Property markets in Europe are likely to see some softening this year and next with mixed fortunes for many countries and the UK facing Brexit risks, according to a new analysis.
Supply shortages will help keep momentum going in some markets, particularly in Portugal and the Netherland which, along with Ireland, will lead property price growth, says the S&P market report.
It predicts that all the main nations will see house price growth in 2018, 2019 and 2020 but to a varying degree. In 2018 annual price growth is forecast to be highest in Portugal and Ireland, both at 8.5%, followed by the Netherlands at 7%.
It also forecasts annual growth of 3.5% in Spain, 3.4% in Belgium, 3% in Germany, 2% in France, 1.8% in Switzerland, 0.6% in Italy and 0.5% in the UK.
In 2019 Portugal is likely to lead price growth at 7%, followed by Ireland at 6%, the Netherlands at 5.3%, Spain at 3%, Germany at 2.7%, Belgium and France both at 2%, Switzerland at 1.9%, and Italy and the UK both at 1.5%.
Looking ahead to 2020 the forecast is for annual price growth of 6% in Portugal and Ireland, growth of 3.6% in the Netherlands, followed by 3.5% in the UK as the expected Brexit effect lessens, then a rise of 3% in Spain, 2.5% in Germany, 2.3% in Switzerland, and 2% in Belgium, France and Italy.
In Belgium the report says that house price growth will slow due to a deterioration in housing affordability and a slowdown in demand due to a slower rate of job creation.

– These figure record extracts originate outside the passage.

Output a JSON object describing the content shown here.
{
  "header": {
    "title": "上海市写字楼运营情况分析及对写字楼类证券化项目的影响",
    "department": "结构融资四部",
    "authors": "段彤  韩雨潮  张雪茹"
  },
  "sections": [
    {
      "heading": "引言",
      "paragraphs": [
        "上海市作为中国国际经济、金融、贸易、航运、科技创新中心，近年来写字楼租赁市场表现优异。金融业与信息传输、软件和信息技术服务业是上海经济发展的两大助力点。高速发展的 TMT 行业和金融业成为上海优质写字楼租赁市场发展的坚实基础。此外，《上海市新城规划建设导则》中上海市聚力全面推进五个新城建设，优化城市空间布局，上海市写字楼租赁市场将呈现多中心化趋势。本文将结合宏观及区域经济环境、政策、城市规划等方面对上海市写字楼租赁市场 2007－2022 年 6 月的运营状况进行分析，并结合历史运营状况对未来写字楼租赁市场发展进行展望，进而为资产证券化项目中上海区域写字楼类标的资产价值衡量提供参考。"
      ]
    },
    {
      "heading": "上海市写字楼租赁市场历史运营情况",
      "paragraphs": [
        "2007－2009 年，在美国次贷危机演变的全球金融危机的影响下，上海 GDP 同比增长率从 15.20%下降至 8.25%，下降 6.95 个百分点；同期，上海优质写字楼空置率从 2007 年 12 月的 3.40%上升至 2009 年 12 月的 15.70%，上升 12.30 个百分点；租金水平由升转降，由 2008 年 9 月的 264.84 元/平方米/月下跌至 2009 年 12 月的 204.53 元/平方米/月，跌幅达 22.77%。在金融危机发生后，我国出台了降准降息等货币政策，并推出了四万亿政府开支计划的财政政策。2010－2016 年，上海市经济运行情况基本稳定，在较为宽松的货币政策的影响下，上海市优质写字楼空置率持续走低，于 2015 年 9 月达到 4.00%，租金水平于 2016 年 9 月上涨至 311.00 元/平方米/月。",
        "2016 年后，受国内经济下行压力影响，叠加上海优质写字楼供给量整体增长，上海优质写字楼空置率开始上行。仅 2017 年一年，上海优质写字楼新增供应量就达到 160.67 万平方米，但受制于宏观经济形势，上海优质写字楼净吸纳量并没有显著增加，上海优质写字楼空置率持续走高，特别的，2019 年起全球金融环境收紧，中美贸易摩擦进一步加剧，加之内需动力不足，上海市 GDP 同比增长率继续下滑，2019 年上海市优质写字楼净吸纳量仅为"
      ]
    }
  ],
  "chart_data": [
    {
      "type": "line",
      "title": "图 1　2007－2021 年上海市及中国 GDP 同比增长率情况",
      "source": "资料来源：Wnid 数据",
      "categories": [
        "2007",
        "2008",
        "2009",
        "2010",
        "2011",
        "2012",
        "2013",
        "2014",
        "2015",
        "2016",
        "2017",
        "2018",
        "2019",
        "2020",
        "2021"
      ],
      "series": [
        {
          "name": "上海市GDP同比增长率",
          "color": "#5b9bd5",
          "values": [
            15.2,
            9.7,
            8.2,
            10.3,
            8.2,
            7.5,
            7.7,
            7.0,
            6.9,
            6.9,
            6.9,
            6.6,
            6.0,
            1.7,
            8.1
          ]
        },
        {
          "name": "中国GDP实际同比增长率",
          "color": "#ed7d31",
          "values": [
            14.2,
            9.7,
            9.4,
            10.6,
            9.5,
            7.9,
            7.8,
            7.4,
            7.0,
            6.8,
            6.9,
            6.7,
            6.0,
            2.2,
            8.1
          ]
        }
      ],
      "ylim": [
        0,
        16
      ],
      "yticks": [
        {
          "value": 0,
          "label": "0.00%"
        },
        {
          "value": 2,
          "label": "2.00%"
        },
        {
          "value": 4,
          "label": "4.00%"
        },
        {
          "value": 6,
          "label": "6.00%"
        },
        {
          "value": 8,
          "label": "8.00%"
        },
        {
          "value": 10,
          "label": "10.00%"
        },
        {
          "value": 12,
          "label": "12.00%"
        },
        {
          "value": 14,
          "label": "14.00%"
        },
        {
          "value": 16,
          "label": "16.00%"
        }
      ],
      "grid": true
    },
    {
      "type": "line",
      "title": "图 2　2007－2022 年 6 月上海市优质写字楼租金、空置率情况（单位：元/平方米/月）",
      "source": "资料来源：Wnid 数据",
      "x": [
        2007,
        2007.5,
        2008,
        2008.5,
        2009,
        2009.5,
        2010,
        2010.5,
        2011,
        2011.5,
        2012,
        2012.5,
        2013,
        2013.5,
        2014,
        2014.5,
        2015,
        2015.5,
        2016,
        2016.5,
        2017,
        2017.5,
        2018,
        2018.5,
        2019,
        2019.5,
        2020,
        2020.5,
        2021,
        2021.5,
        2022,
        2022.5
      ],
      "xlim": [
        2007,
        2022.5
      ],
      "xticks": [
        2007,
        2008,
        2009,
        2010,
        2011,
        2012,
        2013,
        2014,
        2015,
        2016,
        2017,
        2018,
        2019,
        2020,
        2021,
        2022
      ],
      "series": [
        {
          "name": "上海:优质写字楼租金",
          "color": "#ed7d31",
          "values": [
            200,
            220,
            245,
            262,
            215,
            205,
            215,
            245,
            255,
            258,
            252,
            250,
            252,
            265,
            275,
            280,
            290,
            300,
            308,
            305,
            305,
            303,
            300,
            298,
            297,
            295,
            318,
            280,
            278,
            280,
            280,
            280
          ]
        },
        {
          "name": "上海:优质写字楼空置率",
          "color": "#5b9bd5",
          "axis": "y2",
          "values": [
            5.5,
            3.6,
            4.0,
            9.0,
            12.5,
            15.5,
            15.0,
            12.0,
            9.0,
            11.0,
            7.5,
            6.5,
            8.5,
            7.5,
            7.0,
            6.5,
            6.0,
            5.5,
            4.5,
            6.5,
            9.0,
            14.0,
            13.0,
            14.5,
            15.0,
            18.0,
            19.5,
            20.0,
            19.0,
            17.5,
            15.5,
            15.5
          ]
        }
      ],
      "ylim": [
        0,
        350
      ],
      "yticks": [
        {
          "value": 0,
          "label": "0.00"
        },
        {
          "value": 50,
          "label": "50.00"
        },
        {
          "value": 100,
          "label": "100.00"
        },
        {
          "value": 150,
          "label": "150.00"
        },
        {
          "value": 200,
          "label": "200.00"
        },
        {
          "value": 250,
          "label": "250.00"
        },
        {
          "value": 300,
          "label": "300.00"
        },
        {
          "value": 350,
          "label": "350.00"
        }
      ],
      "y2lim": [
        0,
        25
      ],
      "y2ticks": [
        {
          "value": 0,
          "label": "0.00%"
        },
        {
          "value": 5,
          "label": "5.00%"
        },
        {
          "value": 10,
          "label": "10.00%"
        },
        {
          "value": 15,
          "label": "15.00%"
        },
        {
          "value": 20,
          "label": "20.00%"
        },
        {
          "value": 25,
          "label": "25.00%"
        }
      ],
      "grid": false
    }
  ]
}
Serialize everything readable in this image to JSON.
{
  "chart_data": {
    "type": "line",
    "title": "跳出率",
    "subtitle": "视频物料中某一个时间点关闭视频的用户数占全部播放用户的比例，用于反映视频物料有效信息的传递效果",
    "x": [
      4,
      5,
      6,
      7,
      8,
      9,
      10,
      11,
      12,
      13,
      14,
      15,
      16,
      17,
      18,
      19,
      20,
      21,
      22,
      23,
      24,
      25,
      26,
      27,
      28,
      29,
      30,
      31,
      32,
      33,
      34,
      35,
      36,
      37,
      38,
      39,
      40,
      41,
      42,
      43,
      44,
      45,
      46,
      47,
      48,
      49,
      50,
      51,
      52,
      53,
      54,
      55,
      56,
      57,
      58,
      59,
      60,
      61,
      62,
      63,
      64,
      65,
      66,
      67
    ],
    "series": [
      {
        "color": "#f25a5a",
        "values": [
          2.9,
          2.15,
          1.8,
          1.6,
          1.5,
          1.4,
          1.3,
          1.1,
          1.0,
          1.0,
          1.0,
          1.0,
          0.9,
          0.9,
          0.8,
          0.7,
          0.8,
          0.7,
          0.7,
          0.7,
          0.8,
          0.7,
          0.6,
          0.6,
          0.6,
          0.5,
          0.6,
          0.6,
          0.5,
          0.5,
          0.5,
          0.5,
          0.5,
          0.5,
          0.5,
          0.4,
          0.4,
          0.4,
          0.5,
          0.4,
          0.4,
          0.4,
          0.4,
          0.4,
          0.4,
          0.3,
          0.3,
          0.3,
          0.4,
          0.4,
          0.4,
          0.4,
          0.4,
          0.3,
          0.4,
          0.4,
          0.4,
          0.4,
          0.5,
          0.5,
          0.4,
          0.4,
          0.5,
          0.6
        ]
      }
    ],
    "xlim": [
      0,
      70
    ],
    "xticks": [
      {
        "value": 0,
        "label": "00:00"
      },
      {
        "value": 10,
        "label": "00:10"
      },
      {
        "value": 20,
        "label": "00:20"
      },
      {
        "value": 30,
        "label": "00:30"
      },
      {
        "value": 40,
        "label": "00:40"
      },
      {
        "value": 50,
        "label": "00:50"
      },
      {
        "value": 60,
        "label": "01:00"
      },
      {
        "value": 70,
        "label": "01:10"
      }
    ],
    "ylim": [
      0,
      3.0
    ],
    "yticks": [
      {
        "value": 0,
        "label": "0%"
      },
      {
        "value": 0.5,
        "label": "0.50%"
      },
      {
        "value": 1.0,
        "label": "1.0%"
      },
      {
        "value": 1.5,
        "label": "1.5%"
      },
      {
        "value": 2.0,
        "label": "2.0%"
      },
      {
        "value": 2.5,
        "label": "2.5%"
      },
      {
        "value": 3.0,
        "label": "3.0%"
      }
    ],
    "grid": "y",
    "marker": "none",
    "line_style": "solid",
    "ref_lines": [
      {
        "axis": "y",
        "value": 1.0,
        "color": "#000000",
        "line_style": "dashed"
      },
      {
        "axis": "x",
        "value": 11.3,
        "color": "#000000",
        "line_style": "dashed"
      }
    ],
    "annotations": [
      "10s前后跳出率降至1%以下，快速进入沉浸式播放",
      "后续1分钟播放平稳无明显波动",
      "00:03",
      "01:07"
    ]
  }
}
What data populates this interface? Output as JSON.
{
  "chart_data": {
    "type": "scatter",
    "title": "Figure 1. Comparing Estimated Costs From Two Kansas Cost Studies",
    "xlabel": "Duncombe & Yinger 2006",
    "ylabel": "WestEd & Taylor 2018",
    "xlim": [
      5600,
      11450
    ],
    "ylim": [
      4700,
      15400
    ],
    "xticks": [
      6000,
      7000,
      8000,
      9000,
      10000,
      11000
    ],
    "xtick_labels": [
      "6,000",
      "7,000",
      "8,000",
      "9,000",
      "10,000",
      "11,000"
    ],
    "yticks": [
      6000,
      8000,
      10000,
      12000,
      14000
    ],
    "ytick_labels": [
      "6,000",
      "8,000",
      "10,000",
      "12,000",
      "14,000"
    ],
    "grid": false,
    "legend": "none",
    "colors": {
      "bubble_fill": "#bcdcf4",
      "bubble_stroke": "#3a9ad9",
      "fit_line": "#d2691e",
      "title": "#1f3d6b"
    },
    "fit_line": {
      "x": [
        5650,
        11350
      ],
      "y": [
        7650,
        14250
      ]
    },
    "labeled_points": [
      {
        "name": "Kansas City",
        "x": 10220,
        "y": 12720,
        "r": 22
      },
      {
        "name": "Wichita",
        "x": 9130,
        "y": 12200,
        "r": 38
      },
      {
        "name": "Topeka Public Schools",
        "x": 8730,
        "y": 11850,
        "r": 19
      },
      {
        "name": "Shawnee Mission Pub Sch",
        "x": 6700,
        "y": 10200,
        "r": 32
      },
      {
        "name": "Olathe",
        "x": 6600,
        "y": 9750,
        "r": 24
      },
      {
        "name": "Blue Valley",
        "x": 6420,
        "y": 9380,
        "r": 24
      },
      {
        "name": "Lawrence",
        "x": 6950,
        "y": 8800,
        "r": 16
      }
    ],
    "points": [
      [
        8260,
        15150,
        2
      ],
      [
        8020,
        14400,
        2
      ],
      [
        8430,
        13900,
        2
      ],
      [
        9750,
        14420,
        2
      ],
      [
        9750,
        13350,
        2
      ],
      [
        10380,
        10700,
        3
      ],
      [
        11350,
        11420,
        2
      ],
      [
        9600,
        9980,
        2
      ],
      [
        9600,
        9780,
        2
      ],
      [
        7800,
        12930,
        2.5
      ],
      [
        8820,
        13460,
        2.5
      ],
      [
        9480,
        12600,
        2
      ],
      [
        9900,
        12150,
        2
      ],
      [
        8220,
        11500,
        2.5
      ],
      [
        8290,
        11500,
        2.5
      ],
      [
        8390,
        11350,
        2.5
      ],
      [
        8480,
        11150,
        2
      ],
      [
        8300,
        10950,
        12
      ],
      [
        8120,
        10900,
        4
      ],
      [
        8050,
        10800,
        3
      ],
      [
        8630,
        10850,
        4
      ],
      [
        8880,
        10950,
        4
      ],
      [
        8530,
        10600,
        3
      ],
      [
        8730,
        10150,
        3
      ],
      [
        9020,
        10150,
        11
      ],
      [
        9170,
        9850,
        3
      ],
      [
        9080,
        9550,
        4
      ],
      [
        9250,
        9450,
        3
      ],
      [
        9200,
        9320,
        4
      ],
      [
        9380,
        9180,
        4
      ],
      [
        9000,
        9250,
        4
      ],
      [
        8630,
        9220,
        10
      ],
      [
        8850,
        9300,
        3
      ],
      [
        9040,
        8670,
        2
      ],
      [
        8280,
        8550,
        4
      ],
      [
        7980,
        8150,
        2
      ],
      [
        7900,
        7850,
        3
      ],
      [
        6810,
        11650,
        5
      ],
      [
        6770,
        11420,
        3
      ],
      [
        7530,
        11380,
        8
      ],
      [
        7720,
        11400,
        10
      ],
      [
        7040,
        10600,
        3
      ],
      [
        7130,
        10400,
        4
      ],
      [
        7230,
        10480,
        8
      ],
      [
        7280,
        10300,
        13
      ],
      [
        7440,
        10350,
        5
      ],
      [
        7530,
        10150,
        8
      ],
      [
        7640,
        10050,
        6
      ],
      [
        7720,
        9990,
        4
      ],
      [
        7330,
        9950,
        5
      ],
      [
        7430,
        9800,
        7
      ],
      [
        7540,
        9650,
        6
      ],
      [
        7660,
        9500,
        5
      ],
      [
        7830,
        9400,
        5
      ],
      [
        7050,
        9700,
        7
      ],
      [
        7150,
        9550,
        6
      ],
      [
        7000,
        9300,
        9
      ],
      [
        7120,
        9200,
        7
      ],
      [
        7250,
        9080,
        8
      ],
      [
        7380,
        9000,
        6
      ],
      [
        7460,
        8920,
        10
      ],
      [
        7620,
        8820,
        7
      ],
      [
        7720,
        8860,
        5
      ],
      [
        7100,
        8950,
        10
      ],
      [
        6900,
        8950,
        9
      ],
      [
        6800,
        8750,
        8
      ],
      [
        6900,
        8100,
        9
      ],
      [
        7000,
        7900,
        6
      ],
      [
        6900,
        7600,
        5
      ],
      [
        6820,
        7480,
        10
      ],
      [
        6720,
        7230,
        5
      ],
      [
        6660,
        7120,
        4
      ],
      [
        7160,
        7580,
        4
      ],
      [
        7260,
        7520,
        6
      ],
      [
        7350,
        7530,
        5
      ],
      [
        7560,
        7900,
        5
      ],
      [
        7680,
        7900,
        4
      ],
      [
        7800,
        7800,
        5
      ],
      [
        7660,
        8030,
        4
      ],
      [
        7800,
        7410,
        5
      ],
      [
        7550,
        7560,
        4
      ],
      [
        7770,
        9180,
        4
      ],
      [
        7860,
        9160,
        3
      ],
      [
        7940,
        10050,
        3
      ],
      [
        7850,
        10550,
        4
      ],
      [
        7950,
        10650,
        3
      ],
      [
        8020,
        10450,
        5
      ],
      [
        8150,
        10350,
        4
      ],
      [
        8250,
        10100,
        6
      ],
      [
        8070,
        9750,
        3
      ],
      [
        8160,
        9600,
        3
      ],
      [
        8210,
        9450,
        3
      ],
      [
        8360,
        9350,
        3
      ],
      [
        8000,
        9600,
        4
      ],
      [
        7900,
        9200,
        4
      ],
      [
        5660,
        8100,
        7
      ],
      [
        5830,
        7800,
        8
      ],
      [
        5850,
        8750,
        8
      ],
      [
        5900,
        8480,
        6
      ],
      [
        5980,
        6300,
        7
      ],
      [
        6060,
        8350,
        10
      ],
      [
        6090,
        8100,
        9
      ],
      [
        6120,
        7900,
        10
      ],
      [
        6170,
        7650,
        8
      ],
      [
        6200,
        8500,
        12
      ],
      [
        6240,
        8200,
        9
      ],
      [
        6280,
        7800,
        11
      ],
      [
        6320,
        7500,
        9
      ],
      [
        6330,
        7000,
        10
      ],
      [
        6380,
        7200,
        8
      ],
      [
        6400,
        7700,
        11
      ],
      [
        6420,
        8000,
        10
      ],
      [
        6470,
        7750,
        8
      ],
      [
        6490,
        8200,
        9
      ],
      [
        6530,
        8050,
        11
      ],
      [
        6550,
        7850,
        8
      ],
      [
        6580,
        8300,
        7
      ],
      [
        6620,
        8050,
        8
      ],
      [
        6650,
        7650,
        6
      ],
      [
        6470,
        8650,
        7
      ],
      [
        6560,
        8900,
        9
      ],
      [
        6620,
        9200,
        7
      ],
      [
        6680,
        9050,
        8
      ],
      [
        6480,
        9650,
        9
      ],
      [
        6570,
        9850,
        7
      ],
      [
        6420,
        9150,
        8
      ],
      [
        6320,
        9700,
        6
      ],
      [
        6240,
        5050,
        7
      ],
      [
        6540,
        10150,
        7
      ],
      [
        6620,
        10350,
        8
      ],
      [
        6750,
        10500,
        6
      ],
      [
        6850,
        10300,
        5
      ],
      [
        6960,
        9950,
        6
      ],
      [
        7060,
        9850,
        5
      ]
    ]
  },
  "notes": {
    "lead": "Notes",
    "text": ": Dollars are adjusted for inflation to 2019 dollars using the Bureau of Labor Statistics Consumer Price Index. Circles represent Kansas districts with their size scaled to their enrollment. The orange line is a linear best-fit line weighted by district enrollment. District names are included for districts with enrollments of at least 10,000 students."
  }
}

It also predicts a less favourable mortgage tax regime and a rise in interest rates.
After an exceptionally strong year in 2017 for sales in France, the market is heading for a soft landing as affordability continues to deteriorate. Transactions reached a record high of 958,000 in the 12 months to October, and 15.6% above the previous year’s level.
But, while the rise in house prices was the strongest since 2012, the report says there are early signs that the trend is now levelling off and first time buyers are reporting increased difficulty in entering the market. Prices are forecast to continue rising but much less than last year and mainly in the nation’s largest cities such as Paris.
In the UK is it predicted that prices will suffer from Brexit headwinds, compounded by reduced buy to let activity resulting from the stamp duty surcharge on additional homes and a less favourable tax regime for landlords.
The report says that overall the UK housing market activity continues to broadly stagnate and a very limited number of properties on the market continues to underpin prices while affordability is set to remain extremely stretched in some areas, especially in London.
In terms of supply, it explains that the positive trend of net additions to the housing stock continued in 2017 and, judging by the number of developments in the pipeline, should continue into 2018. But these improvements come from low levels and are still off the estimated number required to satisfy housing needs. There are concerns that as Brexit approaches, developers might delay or shelve currently planned projects, translating into slower supply growth.
The big unknown is Brexit. The report says that should it emerge during 2018 that key service sectors’ access to the EU market will be more restricted post-Brexit than currently assumed in the forecast, this would likely affect house prices more negatively, especially in London where exposure is greatest.
Despite a vibrant economy, the report forecasts that a slowdown in demand in Germany could result in a moderation in price growth while in Ireland a housing shortage will keep prices high. In Italy the gap between supply and demand should close gradually, resulting in a further reduction in selling time and price discounts and, ultimately, lift house prices.
In the Netherlands supply shortages and a rapid pace of economic growth will continue to fuel a strong rise in housing and there is a similar outlook for Portugal where robust economic growth, a rapidly improving labour market, foreign demand, and lack of supply will continue to underpin strong home price increases
Strong economic conditions will also benefit the housing market in Spain and keep sales volumes high, helping to reduce the stock of unsold homes, according to the report, and in Switzerland a stronger economy and low interest rates are expected to support market activity. But the report warns that regulatory measures, low affordability, and slowing net migration are keeping a lid on house prices.